Speakers at the conference said that attacks on minorities are being driven by a combination of impunity, political misuse of power and administrative inaction, creating an environment in which perpetrators are rarely held accountable.
Structural crisis, not isolated violence
Presenting the keynote address, Advocate Lucky Basar, the convenor of HRCBM, said the organisation is a rights-based, non-political and independent human rights body. She noted that HRCBM holds special consultative status with the United Nations Economic and Social Council (ECOSOC) and is a member of the NGO Coalition of the International Criminal Court (ICC).
She said the organisation has been working for years to protect the fundamental rights of minority communities in Bangladesh, promote justice and strengthen social harmony.
According to Ms Basar, HRCBM systematically documents incidents of minority persecution through field investigations, victim and eyewitness testimonies, media verification and legal analysis. These findings are used for national and international advocacy, while legal support is provided to victims where possible.
Dozens of incidents recorded in just 17 days
Data released at the conference showed that between 1 and 17 December 2025, HRCBM documented at least 54 separate incidents of violence and abuse against minority communities across the country.
These included killings, suspicious deaths, attempted murders, physical attacks, land grabbing, illegal occupation of temples and cremation grounds, forced harvesting of crops, abduction, violence against women and children, and violations of religious sensitivity.
HRCBM also reported that during the first 17 days of December alone, 130 killings or suspicious deaths were recorded nationwide, of which at least 16 victims belonged to minority communities.
From January to 20 December 2025, the organisation claims that 104 minority individuals were killed or died under suspicious circumstances.

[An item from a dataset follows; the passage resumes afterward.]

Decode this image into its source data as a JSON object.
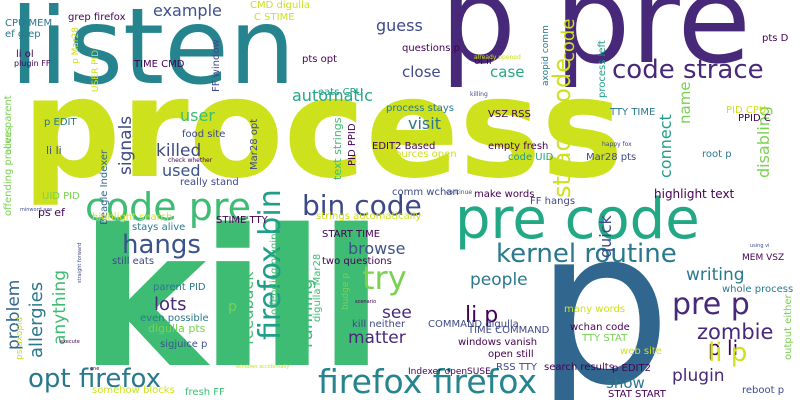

Women and children disproportionately affected
The situation for minority women and children was described as particularly severe. According to HRCBM’s preliminary 2025 report, at least 148 minority women were victims of disappearance, forced religious conversion, physical abuse, sexual violence or abduction during the year.
The report further claimed that in Jashore District, between January and November 2025, 223 women and children were victims of rape, with 136 of them belonging to minority communities.
At least 74 individuals were reportedly targeted over allegations of blasphemy during the same period.
Selective action and state failure
Ms Basar said that authorities often act swiftly when incidents go viral on social media, but many cases that do not receive online attention are quietly ignored.
She described the slow pace of investigation and prosecution in non-viral cases as clear evidence of state failure, adding that this selective enforcement of justice further emboldens perpetrators.
Speakers at the conference stressed that the statistics represent not just numbers, but broken families, destroyed lives and institutional neglect. They urged the state to recognise minority persecution as a serious human rights crisis rather than viewing it through a political lens.
Call for transitional justice
In response to the ongoing abuses, HRCBM called for the establishment of a human rights–based transitional justice framework in Bangladesh.
The organisation said such a framework is essential for truth-seeking, impartial investigations, recognition and reparations for victims, institutional reform and preventing the recurrence of similar crimes in the future.
The conference was chaired by Dr J K Pal, an advocate of the Appellate Division of the Supreme Court. Special guests included freedom fighter and senior advocate Subrata Chowdhury, senior advocate Manzil Morshed, Dr Mohammad Abdul Hai, and Shiuli Sharma.
All speakers emphasised the need for state accountability and the enforcement of the rule of law to ensure the protection of minority communities.
HRCBM announced that its full 2025 human rights report will be published in January 2026. The report is expected to provide a comprehensive overview of minority persecution in Bangladesh, identify responsible actors and outline detailed policy recommendations.
Concluding the conference, Ms Basar said:
“Justice may be delayed, but it cannot be denied. When the state remains silent, truth becomes history’s witness. We must stand firmly for human rights, justice and the protection of minorities.”